Arizona is going to give Cal chances to beat them deep in the passing game. The question is whether Longshore and the receivers can take advantage. Cal looked deep with play action vs ASU but it did not work because ASU did not gamble against the run. Arizona will gamble. The receivers have to shake loose against some very aggressive and young corners, and Longshore has to hit these guys in stride.

Edge: Cal. I think this is a game where Longshore finally hits some receivers deep.

Longshore versus Arizona's zone coverages

Longshore has struggled against clever zone defenses. Arizona is going to mix things up. Longshore has to read this and check to run if he suspects a conservative zone, and check to pass if he sees them cheating up and then playing press on the edges. If he reads these defensive looks correctly, Arizona can be had. If he does not, the offense is going to struggle a bit.

Edge: Arizona. I think Longshore is going to have some success when they go man, but I think Arizona is going to take some bread and butter things away. I think they are going to take away the screens and the short stuff, and I think we are going to see a lot of 3rd and long. To date, Cal has not been good in 3rd and long.

Other Intangibles

Cal is without its starting kicker
If this game is close, which Pac 10 road games tend to be, this is going to be a problem.

Cal has not performed well when ranked and favored on the road against a good offense
The players can talk all they want about taking Arizona lightly, but the fact is, Tedford's teams have struggled on the road, especially when favored or ranked.
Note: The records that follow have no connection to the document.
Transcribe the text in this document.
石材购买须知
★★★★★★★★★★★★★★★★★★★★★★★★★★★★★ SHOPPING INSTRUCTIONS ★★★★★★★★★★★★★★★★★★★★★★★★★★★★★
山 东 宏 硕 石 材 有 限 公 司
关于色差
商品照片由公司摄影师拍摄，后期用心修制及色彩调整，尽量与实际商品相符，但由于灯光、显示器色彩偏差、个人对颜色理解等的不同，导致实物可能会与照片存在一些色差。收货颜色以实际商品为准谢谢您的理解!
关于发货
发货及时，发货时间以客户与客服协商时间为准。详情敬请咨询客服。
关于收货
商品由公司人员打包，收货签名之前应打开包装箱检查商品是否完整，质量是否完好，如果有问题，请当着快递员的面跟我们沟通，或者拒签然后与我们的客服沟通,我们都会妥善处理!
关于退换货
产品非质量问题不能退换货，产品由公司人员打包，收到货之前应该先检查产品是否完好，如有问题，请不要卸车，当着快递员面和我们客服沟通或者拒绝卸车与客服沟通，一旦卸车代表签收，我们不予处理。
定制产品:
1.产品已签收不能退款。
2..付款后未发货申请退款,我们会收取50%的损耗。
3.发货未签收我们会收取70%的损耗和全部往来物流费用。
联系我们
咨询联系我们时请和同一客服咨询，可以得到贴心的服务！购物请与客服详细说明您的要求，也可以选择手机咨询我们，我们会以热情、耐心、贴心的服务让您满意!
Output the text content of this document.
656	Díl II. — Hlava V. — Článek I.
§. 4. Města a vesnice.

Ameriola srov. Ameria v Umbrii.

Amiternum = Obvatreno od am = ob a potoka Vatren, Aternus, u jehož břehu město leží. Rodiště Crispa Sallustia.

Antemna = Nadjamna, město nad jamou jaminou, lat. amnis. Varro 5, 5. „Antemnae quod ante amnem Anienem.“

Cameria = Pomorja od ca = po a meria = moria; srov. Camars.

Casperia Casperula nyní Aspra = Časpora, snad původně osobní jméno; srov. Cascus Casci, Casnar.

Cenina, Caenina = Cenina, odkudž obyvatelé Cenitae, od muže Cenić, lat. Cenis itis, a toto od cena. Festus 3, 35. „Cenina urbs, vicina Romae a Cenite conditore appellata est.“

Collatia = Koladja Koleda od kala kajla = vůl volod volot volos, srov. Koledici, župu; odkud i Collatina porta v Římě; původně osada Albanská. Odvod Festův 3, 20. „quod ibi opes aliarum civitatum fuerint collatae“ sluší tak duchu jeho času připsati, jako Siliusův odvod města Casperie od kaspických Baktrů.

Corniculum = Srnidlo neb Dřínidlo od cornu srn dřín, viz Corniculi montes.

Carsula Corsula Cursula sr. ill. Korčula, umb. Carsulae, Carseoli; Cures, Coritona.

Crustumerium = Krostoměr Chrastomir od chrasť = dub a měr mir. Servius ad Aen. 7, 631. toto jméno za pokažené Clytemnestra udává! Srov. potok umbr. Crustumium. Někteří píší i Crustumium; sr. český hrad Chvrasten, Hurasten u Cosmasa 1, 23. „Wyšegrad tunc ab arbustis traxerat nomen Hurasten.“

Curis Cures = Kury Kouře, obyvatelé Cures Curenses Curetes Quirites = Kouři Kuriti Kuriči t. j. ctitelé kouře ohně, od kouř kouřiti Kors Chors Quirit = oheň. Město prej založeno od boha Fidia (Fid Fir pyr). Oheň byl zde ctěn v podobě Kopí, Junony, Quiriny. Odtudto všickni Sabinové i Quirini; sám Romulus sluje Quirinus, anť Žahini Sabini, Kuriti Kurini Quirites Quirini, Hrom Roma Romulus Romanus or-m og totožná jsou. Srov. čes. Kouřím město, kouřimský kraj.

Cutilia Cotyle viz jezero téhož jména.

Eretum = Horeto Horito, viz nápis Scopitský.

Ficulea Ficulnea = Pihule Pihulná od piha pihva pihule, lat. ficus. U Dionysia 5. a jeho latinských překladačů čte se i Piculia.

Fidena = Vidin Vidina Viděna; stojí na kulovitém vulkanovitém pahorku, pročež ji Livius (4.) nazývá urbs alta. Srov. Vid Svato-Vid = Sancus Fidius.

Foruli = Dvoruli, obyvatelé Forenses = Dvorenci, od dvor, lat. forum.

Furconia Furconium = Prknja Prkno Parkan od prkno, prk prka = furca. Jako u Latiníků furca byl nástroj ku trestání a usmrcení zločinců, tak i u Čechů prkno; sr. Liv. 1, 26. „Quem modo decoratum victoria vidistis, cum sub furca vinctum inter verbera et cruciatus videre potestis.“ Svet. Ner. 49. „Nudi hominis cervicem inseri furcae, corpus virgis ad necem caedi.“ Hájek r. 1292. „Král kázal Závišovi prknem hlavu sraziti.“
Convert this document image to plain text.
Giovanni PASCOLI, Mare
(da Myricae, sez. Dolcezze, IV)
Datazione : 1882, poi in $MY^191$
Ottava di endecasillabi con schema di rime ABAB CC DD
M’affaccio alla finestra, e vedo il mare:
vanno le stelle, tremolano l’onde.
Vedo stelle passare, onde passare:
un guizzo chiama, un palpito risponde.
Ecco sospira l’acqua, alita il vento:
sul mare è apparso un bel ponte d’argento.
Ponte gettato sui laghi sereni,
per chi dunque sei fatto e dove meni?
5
Until I see something different, I think that trend will continue tomorrow.


Before the season, I thought this game was a loss: Tech spread run by a Sr. Qb, in Tuscon, Arizona looking for payback from last season, and Cal coming off a bye. Though our defense is better than I expected, Cal is now ranked, missing its starting kicker, and still finding its way a bit on offense. On balance, I'd still give the slight edge to Arizona.


daviszabb said...

if only all of football could be draw on such a perfect "Haiku Tunnel" reference...

danzig said...

wow... excellent analysis and funny. Well done.

SDGoldenBear said...

Some things are metaphors for everything. Haiku Tunnel is probably not. But it deserves whatever small corner of relevance it can be given in any forum. I laugh as I am typing this.

SDGoldenBear said...

Thansk Danzig. Since you are the Coppola of Cal videos, I have some questions for you about making highlight videos or clips from torrent downloads saved as .iso files, if you don't mind. I'd like to convert and then be able to edit. I use VLC to mount and watch, but not sure the best way to edit after that (best format, best program, etc). By the way, your videos are some of the best I've seen. When's the next one coming?